A team of more than 400 researchers has looked at the genomewide binding of more than 100 regulatory elements in nearly 150 different cell lines through more than 20 different types of experiments, and in doing so, has assigned some form of biochemical function to 80 percent of the genome.
The results were published on Sept. 5, 2012, in more than 30 papers.
What they got for all that money and effort, National Human Genome Research Institute director Eric Green told reporters at a press conference announcing the work, is "the first comprehensive views of the functional landscape of the human genome."
The work is the logical extension of the Human Genome Project, which provided the first draft sequence of the entire human genome roughly a decade ago. "Even as the finish line of the human genome project came into view at the turn of the century," Green said, "those of us at the National Human Genome Research Institute, or NHGRI, recognized that just knowing the sequence of the human genome would not be enough."
While the sequence was enough to identify most protein-coding genes, "we understood precious little about the signals that turned genes on or off, or that controlled the amount of protein produced in different tissues. In short, we had more questions than answers about how the genome actually worked." ENCODE was designed to find some of those answers.
The findings that were reported in yesterday's data deluge are as multifaceted as one might expect from a project of that scale. And as might be expected from any scientific endeavor, there are still more questions than answers—though Green told reporters that "the questions we can now ask are more sophisticated and will give us better answers."
Still, at the press conference, two themes emerged.
One—an always-useful lesson in science and elsewhere—is that not everything incomprehensible is junk.
The phrase "junk DNA" has been bandied about for decades to describe DNA that did not appear to have any useful function. At one point, some researchers believed that the majority of human DNA might be such junk DNA.
The concept of junk DNA has always had its critics, and the amount of purportedly junk DNA has decreased as scientists have found more sophisticated ways to look for and at DNA function. (See BioWorld Today, June 14, 2007, and Sept. 19, 2011.)
And the new studies, Ewan Birney of the European Bioinformatics Institute said, provide further evidence that the concept of junk DNA is mostly inaccurate.
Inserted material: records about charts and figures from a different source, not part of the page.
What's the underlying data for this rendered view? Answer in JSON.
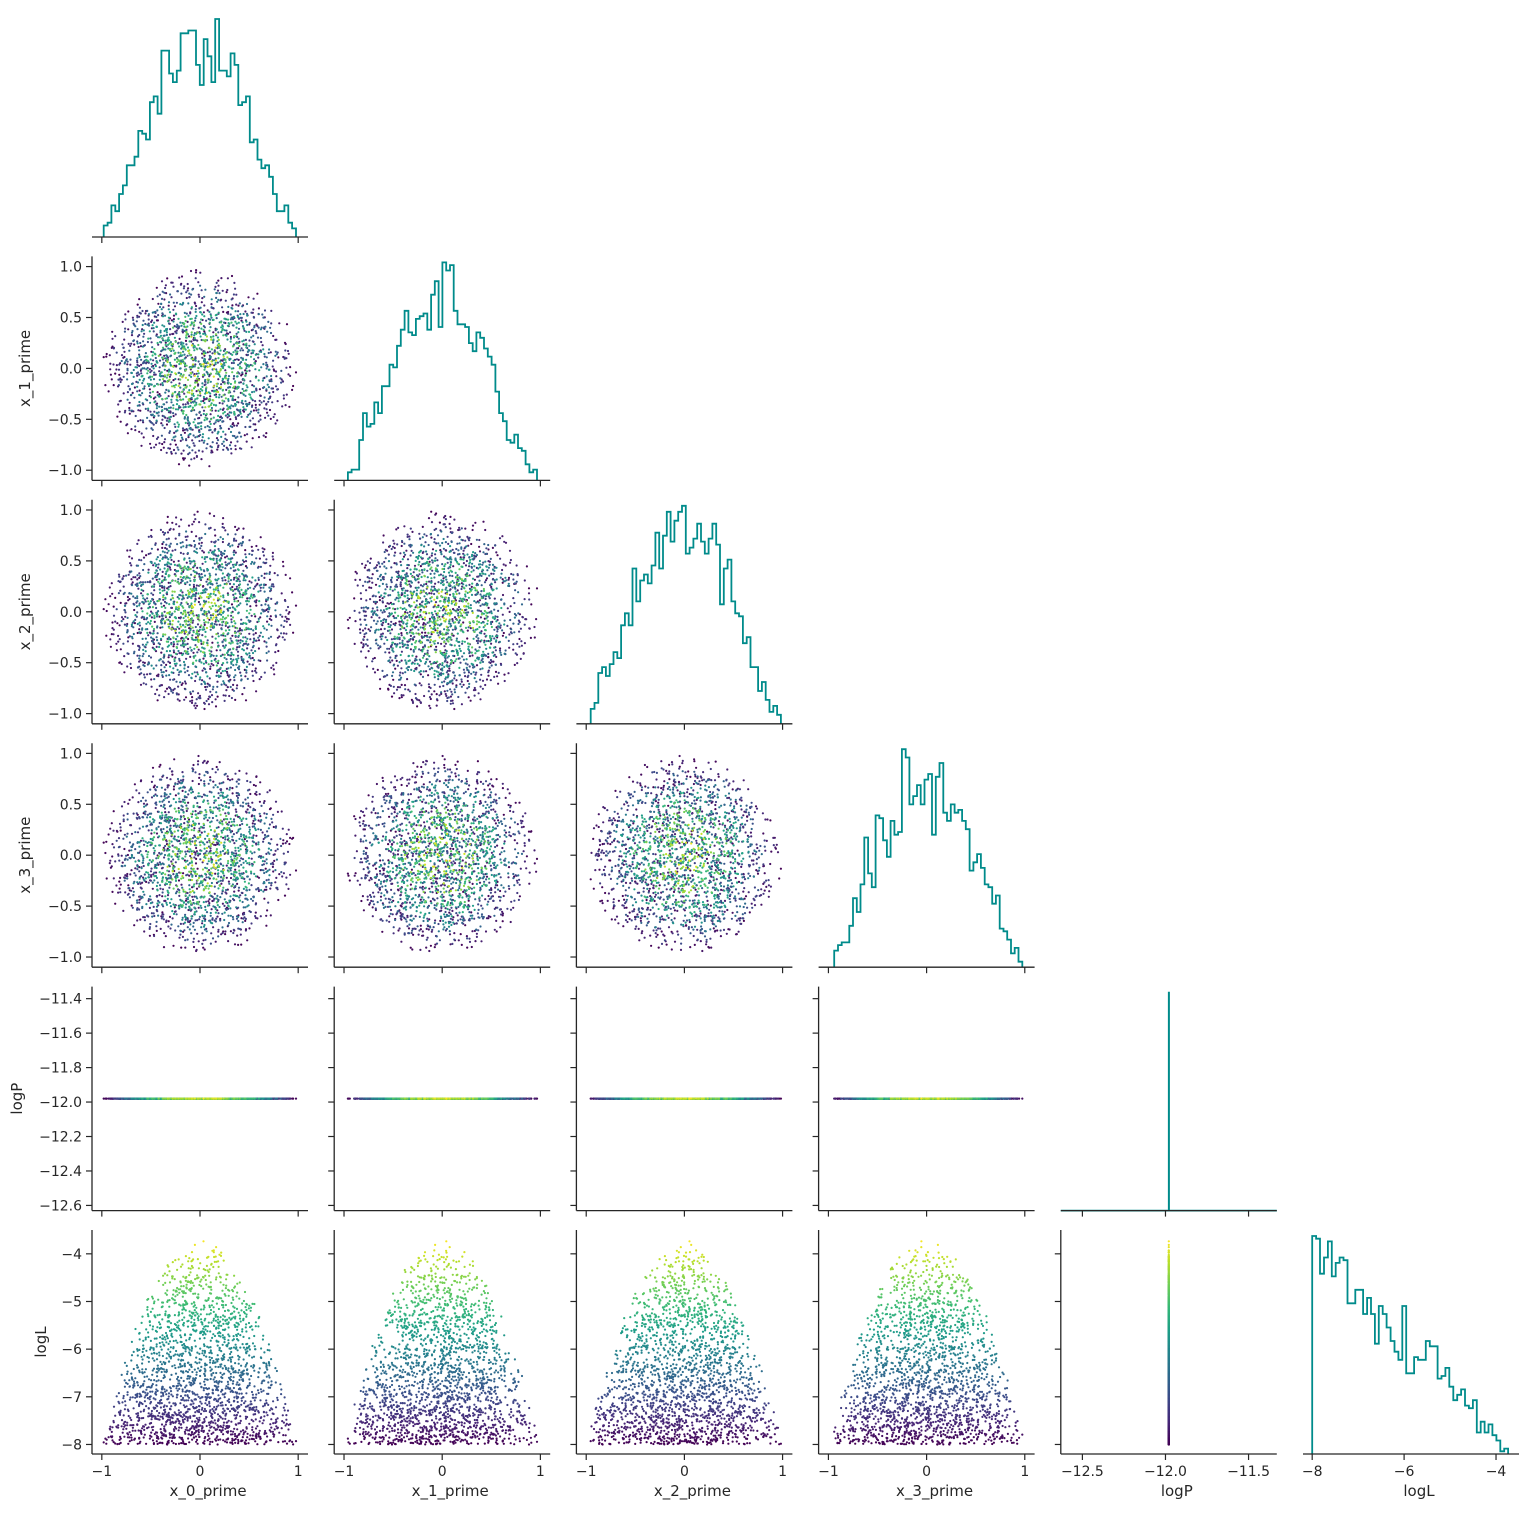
{
  "chart_data": {
    "type": "scatter",
    "subtype": "corner-plot",
    "variables": [
      "x_0_prime",
      "x_1_prime",
      "x_2_prime",
      "x_3_prime",
      "logP",
      "logL"
    ],
    "ranges": {
      "x_0_prime": [
        -1.1,
        1.1
      ],
      "x_1_prime": [
        -1.1,
        1.1
      ],
      "x_2_prime": [
        -1.1,
        1.1
      ],
      "x_3_prime": [
        -1.1,
        1.1
      ],
      "logP": [
        -12.63,
        -11.33
      ],
      "logL": [
        -8.2,
        -3.5
      ]
    },
    "ticks": {
      "x_0_prime": [
        -1,
        0,
        1
      ],
      "x_1_prime": [
        -1,
        0,
        1
      ],
      "x_2_prime": [
        -1,
        0,
        1
      ],
      "x_3_prime": [
        -1,
        0,
        1
      ],
      "logP": [
        -12.5,
        -12.0,
        -11.5
      ],
      "logL": [
        -8,
        -6,
        -4
      ]
    },
    "x_tick_labels": {
      "x_0_prime": [
        "−1",
        "0",
        "1"
      ],
      "x_1_prime": [
        "−1",
        "0",
        "1"
      ],
      "x_2_prime": [
        "−1",
        "0",
        "1"
      ],
      "x_3_prime": [
        "−1",
        "0",
        "1"
      ],
      "logP": [
        "−12.5",
        "−12.0",
        "−11.5"
      ],
      "logL": [
        "−8",
        "−6",
        "−4"
      ]
    },
    "y_ticks": {
      "x_1_prime": [
        -1.0,
        -0.5,
        0.0,
        0.5,
        1.0
      ],
      "x_2_prime": [
        -1.0,
        -0.5,
        0.0,
        0.5,
        1.0
      ],
      "x_3_prime": [
        -1.0,
        -0.5,
        0.0,
        0.5,
        1.0
      ],
      "logP": [
        -12.6,
        -12.4,
        -12.2,
        -12.0,
        -11.8,
        -11.6,
        -11.4
      ],
      "logL": [
        -8,
        -7,
        -6,
        -5,
        -4
      ]
    },
    "y_tick_labels": {
      "x_1_prime": [
        "−1.0",
        "−0.5",
        "0.0",
        "0.5",
        "1.0"
      ],
      "x_2_prime": [
        "−1.0",
        "−0.5",
        "0.0",
        "0.5",
        "1.0"
      ],
      "x_3_prime": [
        "−1.0",
        "−0.5",
        "0.0",
        "0.5",
        "1.0"
      ],
      "logP": [
        "−12.6",
        "−12.4",
        "−12.2",
        "−12.0",
        "−11.8",
        "−11.6",
        "−11.4"
      ],
      "logL": [
        "−8",
        "−7",
        "−6",
        "−5",
        "−4"
      ]
    },
    "x_labels": [
      "x_0_prime",
      "x_1_prime",
      "x_2_prime",
      "x_3_prime",
      "logP",
      "logL"
    ],
    "y_labels": [
      "",
      "x_1_prime",
      "x_2_prime",
      "x_3_prime",
      "logP",
      "logL"
    ],
    "samples": {
      "count": 2000,
      "distribution": "uniform in unit 4-ball",
      "logP_value": -11.98,
      "logL_range": [
        -8,
        -3.7
      ],
      "color_by": "logL",
      "colormap": "viridis"
    },
    "diagonal": {
      "type": "step-histogram",
      "bins": 50,
      "color": "#008b8b"
    },
    "grid": false,
    "layout": "lower-triangle"
  }
}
Not completely so—Birney also said that some true junk or parasite DNA exists. "I find it hard to believe," he said, "that everything is really important."
But the studies published yesterday have assigned some sort of biochemical function to more than 80 percent of the bases in the human genome, Junk DNA, Birney said, is for the most part "an outdated metaphor."
The researchers also expressed hope that the ENCODE consortium, in doing what it was designed to do—namely, shed light on how gene expression is regulated—will increase the utility of sequencing data that preceded it.
Genomewide association studies (GWAS) based on such sequencing data have been successful at finding mutations in protein-coding regions that are behind rare diseases. But the method has had little success in finding so-called actionable variants for common diseases. The hope that GWAS would open up a plethora of drug targets has not been borne out to date, and many researchers now assume that common diseases are due to many different rare genetic variants instead of a few common ones—a scenario that does not lend itself easily to pharmacological exploitation.
But John Stamatoyannopoulos, of the University of Washington, said one conclusion from the ENCODE data is that "the GWAS studies that have been performed contain far more information than was previously believed, because hundreds of additional changes that were not thought to be important also appear to affect these gene-controlling switches."
By identifying large numbers of regulatory switches, the ENCODE project has made it realistic to associate risk variants in noncoding regions with specific genes that they regulate. Ninety-five percent of the information from GWAS studies has so far pointed to such intergenic regions, he said, and the data created by the ENCODE project provide "a new type of lens" through which to view that information.
And, he added, the findings will lead to "a major paradigm shift in how we use the genome to understand the genetic causes of disease, which will open up new avenues for the development of diagnostics and therapies."